現実の歴史において軍を率いて戦った武将や将軍の中には、「独眼竜」伊達政宗や「砂漠の狐」エルヴィン・ロンメルのように、その強さや勇猛さを称えて「異名」や「二つ名」で呼ばれることがある。
リアルな戦場を描く『ガンダム』シリーズにおいてもそれは同様で、有名なところでは赤いザクに乗って大きな戦果を挙げた「赤い彗星」シャア・アズナブルや、白いガンダムで圧倒的な強さを誇った「連邦の白い悪魔」ことアムロ・レイなどが挙げられる。
そこで今回は、『ガンダム』シリーズの原点である『機動戦士ガンダム』の舞台となった一年戦争で活躍したエースたちの中で、個性的な異名で呼ばれるパイロットたちを振り返ってみたい。
■ソロモンの悪夢
一年戦争の3年後を描いたOVA『機動戦士ガンダム0083 STARDUST MEMORY』に登場したアナベル・ガトーは、一年戦争時に「ソロモンの悪夢」の異名で恐れられたジオン軍人だ。
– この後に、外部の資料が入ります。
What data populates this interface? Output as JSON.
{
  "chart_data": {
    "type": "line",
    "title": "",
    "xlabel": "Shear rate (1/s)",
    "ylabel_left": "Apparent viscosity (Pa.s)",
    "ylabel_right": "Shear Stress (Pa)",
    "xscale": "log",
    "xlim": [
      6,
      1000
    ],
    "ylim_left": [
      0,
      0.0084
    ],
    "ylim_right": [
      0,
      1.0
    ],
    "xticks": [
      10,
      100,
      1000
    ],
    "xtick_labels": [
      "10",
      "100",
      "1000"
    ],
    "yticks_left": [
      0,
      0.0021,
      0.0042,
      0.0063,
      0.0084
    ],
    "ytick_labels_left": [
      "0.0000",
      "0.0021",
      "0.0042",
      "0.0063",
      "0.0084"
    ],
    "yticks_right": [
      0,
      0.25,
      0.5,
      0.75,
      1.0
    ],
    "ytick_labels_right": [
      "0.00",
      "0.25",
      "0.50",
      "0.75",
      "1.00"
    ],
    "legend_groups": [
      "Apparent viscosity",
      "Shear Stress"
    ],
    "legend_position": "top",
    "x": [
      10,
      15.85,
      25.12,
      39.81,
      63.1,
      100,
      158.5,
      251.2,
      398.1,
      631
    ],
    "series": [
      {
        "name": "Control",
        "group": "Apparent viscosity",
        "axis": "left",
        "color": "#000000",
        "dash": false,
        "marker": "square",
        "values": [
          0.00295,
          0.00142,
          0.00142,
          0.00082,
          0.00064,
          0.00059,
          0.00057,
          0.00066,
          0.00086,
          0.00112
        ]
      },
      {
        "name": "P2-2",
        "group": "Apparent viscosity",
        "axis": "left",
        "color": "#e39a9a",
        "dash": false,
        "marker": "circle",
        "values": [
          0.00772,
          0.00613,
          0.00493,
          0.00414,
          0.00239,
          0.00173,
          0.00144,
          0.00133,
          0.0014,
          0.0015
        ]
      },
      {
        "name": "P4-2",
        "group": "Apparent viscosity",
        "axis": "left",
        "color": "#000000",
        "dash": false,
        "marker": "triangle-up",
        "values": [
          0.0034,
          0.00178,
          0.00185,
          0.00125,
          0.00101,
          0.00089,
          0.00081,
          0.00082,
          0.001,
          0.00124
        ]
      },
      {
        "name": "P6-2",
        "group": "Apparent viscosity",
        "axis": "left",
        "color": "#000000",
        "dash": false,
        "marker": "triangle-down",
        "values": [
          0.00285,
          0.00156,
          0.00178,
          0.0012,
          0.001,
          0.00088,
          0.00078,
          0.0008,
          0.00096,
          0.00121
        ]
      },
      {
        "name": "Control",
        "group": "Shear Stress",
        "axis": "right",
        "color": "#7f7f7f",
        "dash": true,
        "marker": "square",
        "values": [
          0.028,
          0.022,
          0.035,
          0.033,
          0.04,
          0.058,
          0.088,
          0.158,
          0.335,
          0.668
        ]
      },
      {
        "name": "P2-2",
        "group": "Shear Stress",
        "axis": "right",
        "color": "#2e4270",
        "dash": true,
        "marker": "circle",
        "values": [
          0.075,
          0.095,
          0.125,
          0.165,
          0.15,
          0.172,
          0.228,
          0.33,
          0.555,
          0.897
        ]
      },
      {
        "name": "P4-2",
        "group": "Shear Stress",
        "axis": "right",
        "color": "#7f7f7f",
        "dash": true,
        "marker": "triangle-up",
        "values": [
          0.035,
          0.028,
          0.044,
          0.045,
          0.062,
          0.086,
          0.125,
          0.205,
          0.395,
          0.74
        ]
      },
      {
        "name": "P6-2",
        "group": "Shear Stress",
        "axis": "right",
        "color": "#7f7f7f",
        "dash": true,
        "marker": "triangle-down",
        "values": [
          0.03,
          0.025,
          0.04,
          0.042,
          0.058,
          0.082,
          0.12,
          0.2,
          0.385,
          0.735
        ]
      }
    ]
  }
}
ガトー自身は撃墜数100機超えのトップエースというわけではなく、書籍『機動戦士ガンダム 公式百科事典』(講談社)の記述によれば撃墜数80機程度だったと言われている。
それでも異名がつくほどの存在として知られるのは、まさに「宇宙要塞ソロモン」を巡る戦いに由来する。この戦いにおいてジオン側の敗北が決定的になり、残存戦力は最終防衛ラインであるア・バオア・クーまで撤退する中、ガトーはパーソナルカラーに塗られたリック・ドムでしんがりを務めた。
そして撤退するジオン軍に追撃をかけようとした地球連邦軍の艦隊は、ガトーの獅子奮迅の活躍によって甚大な損害を受けた。連邦は勝利の余勢から一転、まさに「悪夢」を味わうこととなり、連邦軍士官学校の現代戦史の教科書にもガトーの名が記されたほどのインパクトを残した。
■真紅の稲妻
初代『機動戦士ガンダム』に登場したモビルスーツに、試作機や個人専用機が設定されたメカニックデザイン企画「MSV(モビルスーツバリエーション)」。そこから真紅にカラーリングされた「ザクII」が生まれ、そのパイロットが「真紅の稲妻」の異名をとる「ジョニー・ライデン」である。
「赤い彗星」とパーソナルカラーが被っているため、ゲームなどではジョニーとシャアが間違えられる場面も描かれている。しかしシャアの専用機はサーモンピンクで、ジョニーの機体はより深みのある赤のため、ファンであれば違いは一目瞭然だろう。
ジョニーは、一年戦争の序盤の戦場であるルウム戦役でザクIIに乗り、最大速度で艦隊を斜めに突っ切るという大胆な一撃離脱戦法を披露。戦艦3隻を撃沈させるという功績が認められ、真紅に塗られたザクに乗るようになる。
バンダイホビーサイトにあるエースパイロット紹介ページ「エース・パイロットログ」では、この機体カラーとジョニーが得意にしていた高速一撃離脱戦法を合わせて、「真紅の稲妻」と呼ばれるようになったことが記されている。
■ソロモンの白狼
ジョニー・ライデンと同じく、メカニックデザイン企画「MSV」で設定された白を基調にしたパーソナルカラーの専用ザクに乗るエースパイロット、シン・マツナガ。彼には「ソロモンの白狼」という二つ名がある。
虎哉孝征氏によるコミック『機動戦士ガンダム MSV-R 宇宙世紀英雄伝説 虹霓のシン・マツナガ』(KADOKAWA)によればシン・マツナガは、宇宙攻撃軍総司令官でありソロモン要塞に駐留していたドズル・ザビと幼なじみの関係。シンはドズルのために家族の反対を押し切って軍に入隊したという。
『虹霓のシン・マツナガ』でシンは、一年戦争のブリティッシュ作戦やルウム戦役で活躍し、彼の従軍を知ったドズルから直接「気高さと恐怖を合わせ持つ虹霓の白狼になれ」と言われ、のちにソロモン要塞の守備隊長となる。
こうして「ソロモンの白狼」と呼ばれるようになったシンだが、肝心のソロモン要塞攻防戦には参戦していない。このときシンは、ドズルからデギン公王へのソロモン増援要請の密命を託されて要塞を離れており、ソロモンの陥落やドズルの死を知ったシンは一人で号泣するのである。